Septday, Rami 21st 067.M42

It took us most of the day and a significant portion of the night to make our way back up to hid-hive yesterday. They knew which lifter we'd taken, so Maddy insisted that we get off at about the third-way point, just some random industrial level between the lower hive and mid-hive, where we could slip off in the shadow of some cargo vehicles that were alighting and make our way across-hive to another lifter. We did this twice before she judged that we'd both moved far enough away from our original path, and also come close enough to her intended destination that she was happy for us to ride the rest of the way up. The interruptions in the journey, traversing the levels through the manufactorum districts, finding our way through where there were no pedestrian pathways, it all took so much more time. Where I thought we'd be home and at least somewhat further away from peril by about lunchtime, we didn't get in until somewhere around the middle of the night.

We didn't go back to my place either. Maddy took me to the residence that she'd hired out for herself, a spartan room in the thirty-ninth precinct. I already knew that the story of her family was fabricated - though she told me that some parts of it were actually drawn from her life, she never elaborated which ones - but it explained even more visibly why she always insisted on coming to my place and she never took me back to hers.

I'd honestly thought that by "home" she'd been referring to my place, just the assumption of reference, I guess. But it makes more sense that we'd stay here. Though Arlean's never actually visited my home, we don't know if the cultists were watching me in any fashion before I made that last trip down there, and she had my hab address anyway. So it wouldn't be hard to find me.

Because we got in so late, I didn't make a call to Mum and Dad. I didn't want to panic them. Maddy tells me that they can't ever know the truth, that we have to find some way to convince them to get off-world without actually exposing them to what exactly is going on and what's happened to Arlean.
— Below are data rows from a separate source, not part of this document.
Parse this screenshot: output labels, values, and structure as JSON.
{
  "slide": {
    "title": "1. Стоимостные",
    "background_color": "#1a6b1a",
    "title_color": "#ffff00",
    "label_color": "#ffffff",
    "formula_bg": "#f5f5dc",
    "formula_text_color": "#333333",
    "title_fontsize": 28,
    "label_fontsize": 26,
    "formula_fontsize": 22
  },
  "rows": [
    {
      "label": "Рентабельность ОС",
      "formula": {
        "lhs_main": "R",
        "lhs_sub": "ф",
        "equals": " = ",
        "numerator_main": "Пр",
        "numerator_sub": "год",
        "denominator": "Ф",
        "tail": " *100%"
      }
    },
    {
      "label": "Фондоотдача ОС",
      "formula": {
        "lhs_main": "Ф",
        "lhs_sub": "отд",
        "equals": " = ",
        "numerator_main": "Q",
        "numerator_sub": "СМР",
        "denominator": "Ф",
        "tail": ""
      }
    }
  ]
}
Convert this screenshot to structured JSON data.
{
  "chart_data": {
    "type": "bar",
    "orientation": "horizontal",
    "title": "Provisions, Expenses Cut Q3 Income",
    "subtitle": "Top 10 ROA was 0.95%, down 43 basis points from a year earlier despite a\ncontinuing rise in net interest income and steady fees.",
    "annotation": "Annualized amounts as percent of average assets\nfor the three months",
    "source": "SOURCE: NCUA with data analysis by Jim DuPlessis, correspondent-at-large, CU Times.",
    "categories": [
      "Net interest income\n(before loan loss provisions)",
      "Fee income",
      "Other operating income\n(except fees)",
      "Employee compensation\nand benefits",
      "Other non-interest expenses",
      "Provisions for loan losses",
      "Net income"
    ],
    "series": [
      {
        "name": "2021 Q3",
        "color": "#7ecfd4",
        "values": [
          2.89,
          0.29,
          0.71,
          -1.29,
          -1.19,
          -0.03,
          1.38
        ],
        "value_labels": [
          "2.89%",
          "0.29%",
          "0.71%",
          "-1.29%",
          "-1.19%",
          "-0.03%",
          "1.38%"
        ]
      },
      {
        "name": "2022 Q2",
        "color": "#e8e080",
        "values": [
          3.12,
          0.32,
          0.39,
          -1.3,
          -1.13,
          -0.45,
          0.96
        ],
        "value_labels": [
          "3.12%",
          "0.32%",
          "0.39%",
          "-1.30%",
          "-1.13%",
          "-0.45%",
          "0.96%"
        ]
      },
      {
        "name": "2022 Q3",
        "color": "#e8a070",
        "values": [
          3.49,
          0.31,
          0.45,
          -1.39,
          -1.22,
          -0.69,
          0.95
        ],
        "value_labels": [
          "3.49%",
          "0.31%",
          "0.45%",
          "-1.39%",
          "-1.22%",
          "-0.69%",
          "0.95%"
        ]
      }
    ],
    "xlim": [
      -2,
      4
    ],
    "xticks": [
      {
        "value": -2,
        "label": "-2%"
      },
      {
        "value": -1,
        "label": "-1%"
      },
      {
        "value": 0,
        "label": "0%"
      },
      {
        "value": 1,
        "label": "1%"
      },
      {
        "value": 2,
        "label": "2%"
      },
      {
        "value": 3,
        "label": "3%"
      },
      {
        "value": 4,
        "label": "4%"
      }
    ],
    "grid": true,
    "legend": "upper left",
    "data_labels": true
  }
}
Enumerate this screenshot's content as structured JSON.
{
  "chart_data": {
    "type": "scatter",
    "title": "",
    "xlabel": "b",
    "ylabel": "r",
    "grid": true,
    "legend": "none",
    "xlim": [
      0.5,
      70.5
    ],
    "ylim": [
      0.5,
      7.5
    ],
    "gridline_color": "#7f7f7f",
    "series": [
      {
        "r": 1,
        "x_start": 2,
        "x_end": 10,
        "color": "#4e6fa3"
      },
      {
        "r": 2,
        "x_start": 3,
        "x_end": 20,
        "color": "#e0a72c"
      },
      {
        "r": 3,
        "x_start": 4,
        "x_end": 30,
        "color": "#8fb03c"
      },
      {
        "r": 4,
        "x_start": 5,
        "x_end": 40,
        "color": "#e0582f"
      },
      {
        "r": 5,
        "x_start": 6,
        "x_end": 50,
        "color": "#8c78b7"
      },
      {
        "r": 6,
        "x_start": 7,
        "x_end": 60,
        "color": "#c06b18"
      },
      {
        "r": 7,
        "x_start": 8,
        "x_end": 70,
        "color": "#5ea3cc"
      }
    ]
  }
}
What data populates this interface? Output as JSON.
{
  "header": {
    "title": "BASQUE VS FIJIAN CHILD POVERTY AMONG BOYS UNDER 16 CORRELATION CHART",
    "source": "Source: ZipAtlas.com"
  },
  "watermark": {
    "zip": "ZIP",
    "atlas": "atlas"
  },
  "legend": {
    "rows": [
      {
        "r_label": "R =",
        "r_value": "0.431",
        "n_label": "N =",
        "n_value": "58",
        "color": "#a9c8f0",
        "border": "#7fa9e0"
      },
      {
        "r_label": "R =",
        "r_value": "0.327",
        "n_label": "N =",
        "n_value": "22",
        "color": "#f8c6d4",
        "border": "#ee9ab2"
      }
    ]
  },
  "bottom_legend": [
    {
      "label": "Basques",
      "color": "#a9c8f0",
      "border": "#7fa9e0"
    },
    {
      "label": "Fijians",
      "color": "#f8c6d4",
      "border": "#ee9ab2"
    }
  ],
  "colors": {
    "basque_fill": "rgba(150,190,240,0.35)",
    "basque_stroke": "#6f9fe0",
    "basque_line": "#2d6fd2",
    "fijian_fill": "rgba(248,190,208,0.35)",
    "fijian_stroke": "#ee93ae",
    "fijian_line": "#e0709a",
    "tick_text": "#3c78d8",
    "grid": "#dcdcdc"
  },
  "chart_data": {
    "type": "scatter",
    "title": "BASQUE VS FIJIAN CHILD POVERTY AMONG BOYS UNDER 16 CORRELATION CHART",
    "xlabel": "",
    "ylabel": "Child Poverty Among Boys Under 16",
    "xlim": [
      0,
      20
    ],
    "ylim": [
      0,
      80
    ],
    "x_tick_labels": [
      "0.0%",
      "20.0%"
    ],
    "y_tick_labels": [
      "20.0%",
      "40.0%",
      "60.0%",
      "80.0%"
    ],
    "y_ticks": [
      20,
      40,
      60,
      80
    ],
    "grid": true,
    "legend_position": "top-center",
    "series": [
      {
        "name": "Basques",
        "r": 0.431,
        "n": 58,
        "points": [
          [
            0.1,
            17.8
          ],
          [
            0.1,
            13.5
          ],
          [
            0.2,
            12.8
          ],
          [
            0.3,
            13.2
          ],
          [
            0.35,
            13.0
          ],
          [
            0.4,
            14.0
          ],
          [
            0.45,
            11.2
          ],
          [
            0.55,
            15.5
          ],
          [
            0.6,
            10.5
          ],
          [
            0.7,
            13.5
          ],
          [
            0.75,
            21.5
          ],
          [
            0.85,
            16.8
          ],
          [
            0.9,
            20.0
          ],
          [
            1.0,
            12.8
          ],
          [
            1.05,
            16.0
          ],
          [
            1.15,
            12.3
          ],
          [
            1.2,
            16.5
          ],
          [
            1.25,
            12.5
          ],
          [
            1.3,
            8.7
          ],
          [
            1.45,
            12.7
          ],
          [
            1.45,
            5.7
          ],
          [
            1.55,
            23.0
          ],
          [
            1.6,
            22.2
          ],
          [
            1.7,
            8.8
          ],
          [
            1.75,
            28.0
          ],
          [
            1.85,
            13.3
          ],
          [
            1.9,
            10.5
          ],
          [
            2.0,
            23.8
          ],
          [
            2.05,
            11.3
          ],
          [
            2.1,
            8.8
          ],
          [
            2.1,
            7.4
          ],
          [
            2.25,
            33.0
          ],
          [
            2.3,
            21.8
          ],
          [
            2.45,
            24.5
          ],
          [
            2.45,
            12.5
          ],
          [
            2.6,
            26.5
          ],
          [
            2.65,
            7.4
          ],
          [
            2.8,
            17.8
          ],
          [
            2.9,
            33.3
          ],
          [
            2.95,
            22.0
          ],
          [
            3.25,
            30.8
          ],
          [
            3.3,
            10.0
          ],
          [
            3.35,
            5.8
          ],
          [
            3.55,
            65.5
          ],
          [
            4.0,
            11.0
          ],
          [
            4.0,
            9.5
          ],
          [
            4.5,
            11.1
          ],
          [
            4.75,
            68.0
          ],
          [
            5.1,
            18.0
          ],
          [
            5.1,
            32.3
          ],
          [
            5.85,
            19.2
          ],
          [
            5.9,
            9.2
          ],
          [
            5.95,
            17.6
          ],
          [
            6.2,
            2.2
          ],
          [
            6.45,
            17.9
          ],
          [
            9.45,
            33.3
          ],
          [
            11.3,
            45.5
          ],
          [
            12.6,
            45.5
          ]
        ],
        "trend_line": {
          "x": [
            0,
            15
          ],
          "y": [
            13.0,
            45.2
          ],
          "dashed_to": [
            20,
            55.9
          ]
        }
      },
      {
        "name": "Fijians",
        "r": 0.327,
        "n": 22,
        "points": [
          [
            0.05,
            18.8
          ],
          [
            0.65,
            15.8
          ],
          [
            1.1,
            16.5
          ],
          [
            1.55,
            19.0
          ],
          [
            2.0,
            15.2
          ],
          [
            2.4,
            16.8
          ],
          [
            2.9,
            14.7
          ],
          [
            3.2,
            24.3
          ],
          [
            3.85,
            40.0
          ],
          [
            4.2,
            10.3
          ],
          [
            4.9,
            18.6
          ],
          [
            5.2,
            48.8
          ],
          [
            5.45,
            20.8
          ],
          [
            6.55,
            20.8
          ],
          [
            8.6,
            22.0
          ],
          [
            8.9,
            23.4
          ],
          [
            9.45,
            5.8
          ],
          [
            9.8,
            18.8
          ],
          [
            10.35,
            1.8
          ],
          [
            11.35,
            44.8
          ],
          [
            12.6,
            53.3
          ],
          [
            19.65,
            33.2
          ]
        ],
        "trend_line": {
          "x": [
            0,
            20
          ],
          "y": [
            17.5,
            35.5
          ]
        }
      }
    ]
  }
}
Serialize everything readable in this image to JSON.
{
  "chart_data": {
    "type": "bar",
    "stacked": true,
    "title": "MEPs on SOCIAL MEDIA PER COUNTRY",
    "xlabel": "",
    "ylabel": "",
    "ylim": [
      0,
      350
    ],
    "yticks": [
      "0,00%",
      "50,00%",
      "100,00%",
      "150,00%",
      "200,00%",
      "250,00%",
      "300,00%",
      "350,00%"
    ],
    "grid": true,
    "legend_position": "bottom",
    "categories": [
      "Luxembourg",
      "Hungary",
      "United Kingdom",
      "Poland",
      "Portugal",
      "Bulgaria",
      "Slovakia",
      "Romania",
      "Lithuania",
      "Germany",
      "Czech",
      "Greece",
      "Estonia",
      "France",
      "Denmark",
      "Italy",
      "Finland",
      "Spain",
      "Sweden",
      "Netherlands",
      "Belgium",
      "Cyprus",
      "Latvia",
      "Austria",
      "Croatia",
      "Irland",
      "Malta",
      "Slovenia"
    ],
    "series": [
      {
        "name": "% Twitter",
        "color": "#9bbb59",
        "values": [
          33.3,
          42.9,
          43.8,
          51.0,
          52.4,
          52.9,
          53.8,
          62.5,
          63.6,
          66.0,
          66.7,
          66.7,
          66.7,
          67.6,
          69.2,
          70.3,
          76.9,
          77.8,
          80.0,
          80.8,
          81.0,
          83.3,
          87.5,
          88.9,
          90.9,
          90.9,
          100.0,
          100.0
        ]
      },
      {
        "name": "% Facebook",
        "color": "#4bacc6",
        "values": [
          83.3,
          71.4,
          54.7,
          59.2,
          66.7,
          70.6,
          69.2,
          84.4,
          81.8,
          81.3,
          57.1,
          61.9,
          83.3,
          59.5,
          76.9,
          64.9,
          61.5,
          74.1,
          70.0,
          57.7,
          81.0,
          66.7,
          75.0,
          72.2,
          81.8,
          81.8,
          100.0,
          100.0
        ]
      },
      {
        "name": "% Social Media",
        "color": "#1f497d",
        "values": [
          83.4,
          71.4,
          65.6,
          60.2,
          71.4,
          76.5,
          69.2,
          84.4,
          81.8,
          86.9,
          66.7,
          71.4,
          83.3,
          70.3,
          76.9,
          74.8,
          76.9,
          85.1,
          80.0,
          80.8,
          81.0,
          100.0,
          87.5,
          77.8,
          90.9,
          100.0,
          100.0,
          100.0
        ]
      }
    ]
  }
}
She said that if they ever found out even a fraction of the truth, that their lives would be forfeit - at best they'd simply be executed outright for knowing things that Imperial citizens were not supposed to know, at worst they might be taken for servitor conversion. And where the cultists most likely would not be able to take either Lizzy or Cordell due to their being embedded in their respective organisations, the Inquisition could not take the chance that they might have later contact with Mum and Dad and it would mean their destruction as well.

When I asked her what that meant for me, after the things that she'd told me, she just looked at me sadly and said that it wasn't her decision to make.

I wanted to yell at her for that. I'm ashamed to admit that I… I want to say that I might have raised my voice at her but that I remained calm overall, but I know I didn't. I think I did yell at her, before I remembered myself and the fact that I didn't know who could hear what through the walls. The last thing we would want would be for some well-meaning neighbour to call the Magisters because they could hear a domestic dispute. Not that there's any guarantees the Magisters would do anything, because Throne knows they have so many more important things…

I asked her again what it meant for me. She wouldn't look me in the eye for the longest time. I didn't think she was going to answer, until she looked at me again. I don't know what I expected, but it certainly wasn't for her to be crying. I don't know if I believed her at first, she's lied about so many other things… it was the first time I'd had to sit down and process things, the first moment of safety where we weren't constantly watching over our shoulder for death to come calling… and it was the first point, I think, where I realised that she'd been using me. But she looked up at me, there were tears in her eyes and though I tried not to fall for it, tried to tell myself it was another ploy to get me on side and behaving… She sounded utterly wretched for it.

She told me then that from my first direct encounter with the… things… my life was on a timer. Even though I'd never met one of the actual creatures itself, I'd had enough contact with the cultists, and they'd been in my brain, interfering with my dreams and thoughts. That was evidence enough alone that I was potentially corrupted. That without her intervention I'd surely be put to death. I'd seen too much for my own good, and I'm not important enough or valuable enough to mind-wipe of what I've seen and put back into society. I'm just a small cog in a vast machine, and if I break it's easy enough to just trash me out and replace me. She says that my only hope now lies with her, to do exactly as she says and that if I can, she might be able to plead my case to her superiors. She told me she was sorry and kissed me then before she told me again that I'd have to just sit and wait, that she had to go and try to make contact with her team, and that I'd just need to sit and be patient while she did.

I wanted to ask her what she meant by that comment, about pleading my case to her superiors, but I'm not entirely sure I want to know. All I know of the Inquisition is faint rumour. A story of monstrous men and women who will stop at nothing to preserve the Imperium from unnamed threats that are too horrifying to consider.

I don't know if I want to be a part of this, but it's very bloody clear that the choice isn't and possibly never was mine to make.